I got to the point where I believe that I successfully inserted the old logs into Loki, but I could never see them in a query.
I was getting an error before I added a unique label to make a new stream. After adding the unique label, this error went away:
Oct 07 17:48:40 loki.waas.lab loki[35899]: level=warn ts=2024-10-07T17:48:40.461638229Z caller=grpc_logging.go:76 method=/logproto.Pusher/Push duration=90.166µs msg=gRPC err="rpc error: code = Code(400) desc = entry with timestamp 2024-09-13 00:05:33.839976 +0000 UTC ignored, reason: 'entry too far behind, entry timestamp is: 2024-09-13T00:05:33Z, oldest acceptable timestamp is: 2024-10-07T16:48:19Z',\nuser 'fake', total ignored: 1 out of 1 for stream: {cv_sp_num=\"1\", host=\"bloader.waas.lab\", job=\"splog-to-loki\", service_name=\"splog-to-loki\", site=\"ztl\", source=\"splog\", subsystem=\"cv\", system=\"field\"}"
Once I got past that and Loki apparently accepted the logs, I expected to see them in a query after a few hours passed (max_chunk_age). However, I when I checked after 12 hours I could not see the log entries in my query.
Any ideas or things I should check or try?
Thanks,
B. J. Potter
If you saw 204
when injesting your old logs then it should’ve been ok. Assuming your cluster is working correctly, it’s hard to say what the problem is. Couple of things I’d check:
- Do you see other logs around the same time frame?
- What is your configured value for
query_ingester_within
?
- If you ingest the logs without old timestamp (create another unique label, of course, for testing purpose), does it work?
- After ingesting the old logs do you notice additional chunk files being written into your backend storage at the time frame of your old logs?

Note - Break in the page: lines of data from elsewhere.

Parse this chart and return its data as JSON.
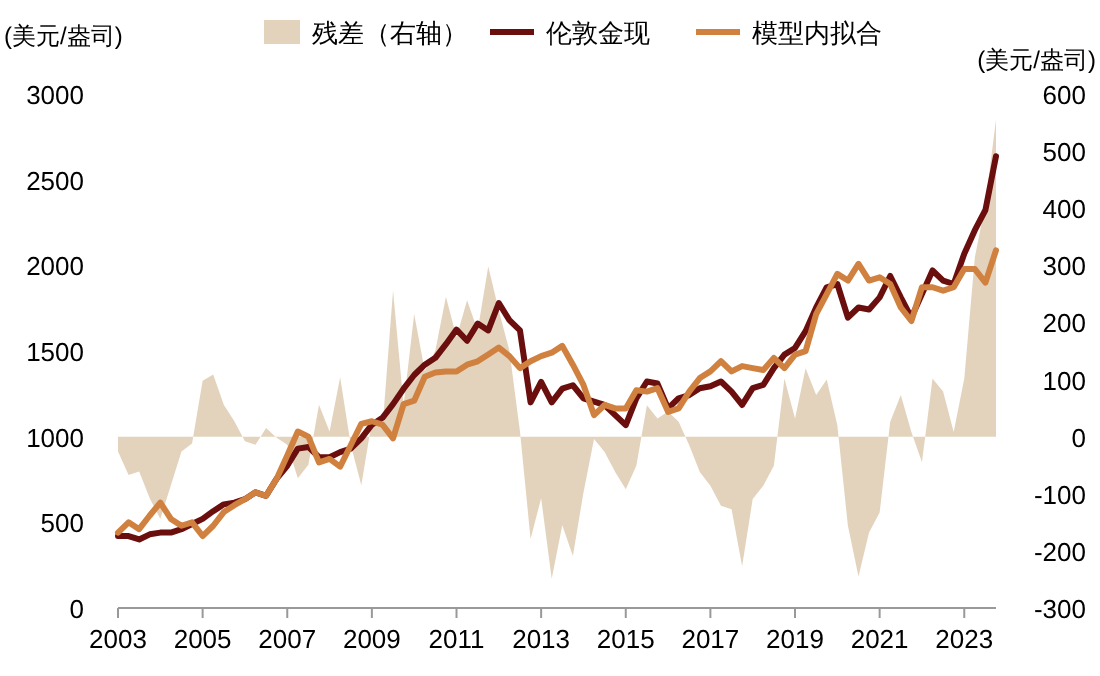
{
  "chart_data": {
    "type": "line",
    "ylabel": "(美元/盎司)",
    "y2label": "(美元/盎司)",
    "legend": "top",
    "grid": false,
    "marker": "none",
    "line_style": "solid",
    "x": [
      2003,
      2003.25,
      2003.5,
      2003.75,
      2004,
      2004.25,
      2004.5,
      2004.75,
      2005,
      2005.25,
      2005.5,
      2005.75,
      2006,
      2006.25,
      2006.5,
      2006.75,
      2007,
      2007.25,
      2007.5,
      2007.75,
      2008,
      2008.25,
      2008.5,
      2008.75,
      2009,
      2009.25,
      2009.5,
      2009.75,
      2010,
      2010.25,
      2010.5,
      2010.75,
      2011,
      2011.25,
      2011.5,
      2011.75,
      2012,
      2012.25,
      2012.5,
      2012.75,
      2013,
      2013.25,
      2013.5,
      2013.75,
      2014,
      2014.25,
      2014.5,
      2014.75,
      2015,
      2015.25,
      2015.5,
      2015.75,
      2016,
      2016.25,
      2016.5,
      2016.75,
      2017,
      2017.25,
      2017.5,
      2017.75,
      2018,
      2018.25,
      2018.5,
      2018.75,
      2019,
      2019.25,
      2019.5,
      2019.75,
      2020,
      2020.25,
      2020.5,
      2020.75,
      2021,
      2021.25,
      2021.5,
      2021.75,
      2022,
      2022.25,
      2022.5,
      2022.75,
      2023,
      2023.25,
      2023.5,
      2023.75
    ],
    "xlim": [
      2003,
      2023.75
    ],
    "xticks": [
      2003,
      2005,
      2007,
      2009,
      2011,
      2013,
      2015,
      2017,
      2019,
      2021,
      2023
    ],
    "ylim": [
      0,
      3000
    ],
    "yticks": [
      0,
      500,
      1000,
      1500,
      2000,
      2500,
      3000
    ],
    "y2lim": [
      -300,
      600
    ],
    "y2ticks": [
      -300,
      -200,
      -100,
      0,
      100,
      200,
      300,
      400,
      500,
      600
    ],
    "series": [
      {
        "name": "残差（右轴）",
        "type": "area",
        "axis": "y2",
        "color": "#e3d3bd",
        "values": [
          -26,
          -67,
          -61,
          -108,
          -144,
          -85,
          -26,
          -12,
          98,
          109,
          56,
          27,
          -8,
          -14,
          15,
          -2,
          -14,
          -73,
          -49,
          56,
          9,
          104,
          -14,
          -85,
          27,
          15,
          256,
          56,
          215,
          115,
          151,
          245,
          174,
          239,
          186,
          298,
          221,
          151,
          9,
          -179,
          -108,
          -249,
          -155,
          -209,
          -98,
          -4,
          -27,
          -62,
          -92,
          -51,
          55,
          32,
          44,
          26,
          -15,
          -62,
          -86,
          -121,
          -127,
          -227,
          -109,
          -86,
          -51,
          102,
          32,
          120,
          73,
          100,
          20,
          -156,
          -245,
          -168,
          -133,
          26,
          73,
          8,
          -45,
          102,
          79,
          8,
          102,
          314,
          408,
          555
        ]
      },
      {
        "name": "伦敦金现",
        "color": "#6b0e0e",
        "values": [
          420,
          420,
          400,
          430,
          440,
          440,
          460,
          490,
          520,
          565,
          605,
          615,
          635,
          675,
          655,
          755,
          830,
          930,
          940,
          880,
          880,
          910,
          930,
          990,
          1070,
          1110,
          1190,
          1280,
          1360,
          1420,
          1460,
          1540,
          1625,
          1560,
          1660,
          1620,
          1780,
          1680,
          1620,
          1200,
          1320,
          1200,
          1280,
          1300,
          1224,
          1204,
          1185,
          1126,
          1067,
          1224,
          1322,
          1310,
          1165,
          1224,
          1243,
          1283,
          1294,
          1322,
          1263,
          1185,
          1283,
          1302,
          1400,
          1479,
          1518,
          1616,
          1754,
          1872,
          1891,
          1695,
          1754,
          1742,
          1813,
          1938,
          1813,
          1695,
          1832,
          1970,
          1911,
          1891,
          2068,
          2205,
          2323,
          2637
        ]
      },
      {
        "name": "模型内拟合",
        "color": "#d0813f",
        "values": [
          440,
          500,
          460,
          540,
          615,
          520,
          480,
          500,
          420,
          480,
          560,
          600,
          635,
          675,
          655,
          755,
          890,
          1030,
          1000,
          850,
          870,
          825,
          950,
          1075,
          1090,
          1070,
          990,
          1190,
          1210,
          1350,
          1375,
          1380,
          1380,
          1420,
          1440,
          1480,
          1520,
          1470,
          1400,
          1440,
          1470,
          1490,
          1530,
          1420,
          1302,
          1126,
          1185,
          1165,
          1165,
          1271,
          1263,
          1283,
          1145,
          1165,
          1263,
          1342,
          1381,
          1440,
          1381,
          1412,
          1400,
          1389,
          1459,
          1400,
          1479,
          1499,
          1715,
          1832,
          1950,
          1911,
          2009,
          1911,
          1930,
          1891,
          1754,
          1675,
          1872,
          1872,
          1852,
          1872,
          1978,
          1978,
          1899,
          2088
        ]
      }
    ]
  }
}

- There is a gap in the time frame I am trying to fill and I never see anything in the gap. Normal new logs are still coming in though.

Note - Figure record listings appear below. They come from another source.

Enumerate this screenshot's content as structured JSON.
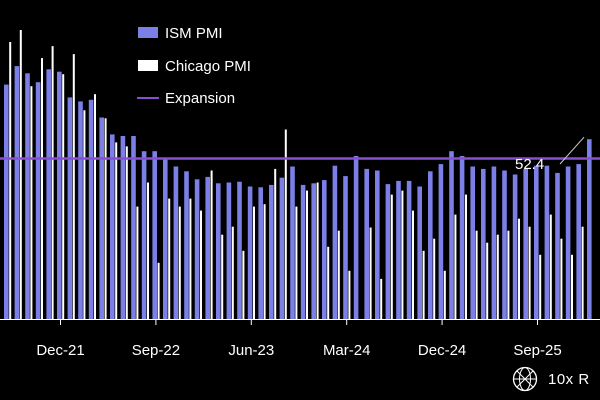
{
  "chart_data": {
    "type": "bar",
    "ylim": [
      30,
      66
    ],
    "threshold": 50,
    "grid": false,
    "legend": {
      "placement": "top-left",
      "items": [
        {
          "label": "ISM PMI",
          "color": "#7b7fe6",
          "kind": "bar"
        },
        {
          "label": "Chicago PMI",
          "color": "#ffffff",
          "kind": "bar"
        },
        {
          "label": "Expansion",
          "color": "#8a4fd1",
          "kind": "line"
        }
      ]
    },
    "x_ticks": [
      {
        "label": "Dec-21",
        "index": 5
      },
      {
        "label": "Sep-22",
        "index": 14
      },
      {
        "label": "Jun-23",
        "index": 23
      },
      {
        "label": "Mar-24",
        "index": 32
      },
      {
        "label": "Dec-24",
        "index": 41
      },
      {
        "label": "Sep-25",
        "index": 50
      }
    ],
    "series": [
      {
        "name": "ISM PMI",
        "color": "#7b7fe6",
        "values": [
          59.2,
          61.5,
          60.6,
          59.5,
          61.1,
          60.8,
          57.6,
          57.1,
          57.3,
          55.1,
          53.0,
          52.8,
          52.8,
          50.9,
          50.9,
          50.0,
          49.0,
          48.4,
          47.4,
          47.7,
          46.9,
          47.0,
          47.1,
          46.5,
          46.4,
          46.7,
          47.6,
          49.0,
          46.7,
          46.9,
          47.3,
          49.1,
          47.8,
          50.3,
          48.7,
          48.5,
          46.8,
          47.2,
          47.2,
          46.5,
          48.4,
          49.3,
          50.9,
          50.3,
          49.0,
          48.7,
          49.0,
          48.5,
          48.0,
          48.7,
          49.1,
          49.1,
          48.2,
          49.0,
          49.3,
          52.4
        ]
      },
      {
        "name": "Chicago PMI",
        "color": "#ffffff",
        "values": [
          64.5,
          66.0,
          59.0,
          62.5,
          64.0,
          60.5,
          63.0,
          56.0,
          58.0,
          55.0,
          52.0,
          51.5,
          44.0,
          47.0,
          37.0,
          45.0,
          44.0,
          45.0,
          43.5,
          48.5,
          40.5,
          41.5,
          38.5,
          44.0,
          44.3,
          48.7,
          53.6,
          44.0,
          46.0,
          47.0,
          39.0,
          41.0,
          36.0,
          30.0,
          41.4,
          35.0,
          45.5,
          46.0,
          43.5,
          38.5,
          40.0,
          36.0,
          43.0,
          45.5,
          41.0,
          39.5,
          40.5,
          41.0,
          42.5,
          41.5,
          38.0,
          43.0,
          40.0,
          38.0,
          41.5
        ]
      }
    ],
    "annotations": [
      {
        "text": "52.4",
        "series": "ISM PMI",
        "index": 55
      }
    ]
  },
  "brand": {
    "text": "10x R",
    "icon": "globe-logo-icon"
  }
}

- It’s not in my configuration, so I guess the default of 3 hours
- Do you mean change the timestamp to a current time? I haven’t tried that. I can.

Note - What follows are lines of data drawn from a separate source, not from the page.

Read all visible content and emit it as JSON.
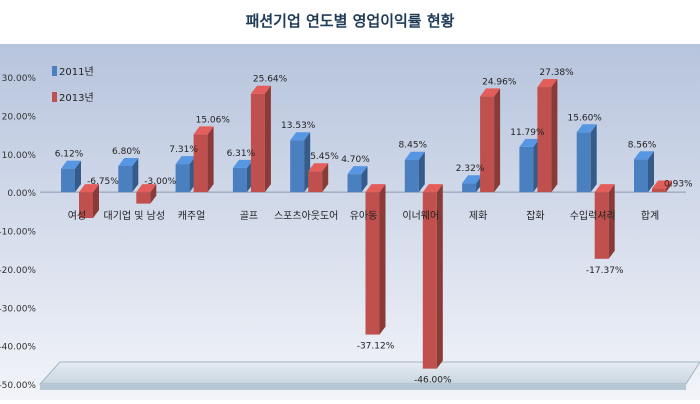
{
  "chart_data": {
    "type": "bar",
    "title": "패션기업 연도별 영업이익률 현황",
    "categories": [
      "여성",
      "대기업 및 남성",
      "캐주얼",
      "골프",
      "스포츠아웃도어",
      "유아동",
      "이너웨어",
      "제화",
      "잡화",
      "수입럭셔리",
      "합계"
    ],
    "series": [
      {
        "name": "2011년",
        "values": [
          6.12,
          6.8,
          7.31,
          6.31,
          13.53,
          4.7,
          8.45,
          2.32,
          11.79,
          15.6,
          8.56
        ],
        "labels": [
          "6.12%",
          "6.80%",
          "7.31%",
          "6.31%",
          "13.53%",
          "4.70%",
          "8.45%",
          "2.32%",
          "11.79%",
          "15.60%",
          "8.56%"
        ]
      },
      {
        "name": "2013년",
        "values": [
          -6.75,
          -3.0,
          15.06,
          25.64,
          5.45,
          -37.12,
          -46.0,
          24.96,
          27.38,
          -17.37,
          0.93
        ],
        "labels": [
          "-6.75%",
          "-3.00%",
          "15.06%",
          "25.64%",
          "5.45%",
          "-37.12%",
          "-46.00%",
          "24.96%",
          "27.38%",
          "-17.37%",
          "0.93%"
        ]
      }
    ],
    "yticks": [
      "30.00%",
      "20.00%",
      "10.00%",
      "0.00%",
      "-10.00%",
      "-20.00%",
      "-30.00%",
      "-40.00%",
      "-50.00%"
    ],
    "ylim": [
      -50,
      30
    ],
    "grid": false,
    "legend_position": "top-left",
    "colors": {
      "series_2011": "#4a7fc0",
      "series_2013": "#c0504d",
      "background_top": "#b7c4dd",
      "background_bottom": "#f2f4f9"
    }
  }
}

- I haven’t monitored that. I suspect maybe the additional chunk files are not being written.
I’ll get a test system set up and try these suggestions, thank you.
Hi,
When you are querying the old logs you ingested, did you make sure to add the different label you had to add in order to get around the ingestion error?
I didn’t add that one specifically, but the logs should have come up given the labels and time range in my query. I can try adding that one specifically though.
I got this to work after setting up the problem in a new test bed environment!
I set it up with new VMs (one for Loki, one for Grafana, and one for the loader). I am using the same process to generate the logs for a couple of different dates. I did the filling on 2024-11-04 using log data first from 2024-10-28 and then from 2024-09-01. This eventually worked, but I am surprised at how long it took to be able to see the data in Grafana. I did the original filling 2024-11-04T20:06 and checked for results the next day, 2024-11-05T16:00. I did not see anything at all in Grafana. I expected to at least see the 2024-10-28 entries since they would have been the newest. This morning, 2024-11-06T14:00, I was able to see both the new and old entries!
I did see some new files eventually, but they were not there one day after. I specifically saw these new tsdb files:
/data/loki/
├── compactor
├── rules
├── store
│ ├── index
│ ├── tsdb-cache
│ │ ├── index_19966
│ │ │ └── fake
│ │ ├── index_19967
│ │ │ └── fake
│ │ │ └── 1730751845475664815-compactor-1725148960500-1725149241501-ea45c87f.tsdb
│ │ ├── index_19968
│ │ │ └── fake
│ │ ├── index_20024
│ │ │ └── fake
│ │ │ └── 1730751845464284853-compactor-1730159574268-1730159868342-4f02f5f7.tsdb
Is there something I should adjust in my Loki configuration to optimize the way Loki writes these?
Thanks for the help, I hope to replicate this in our production system when our lab comes back up!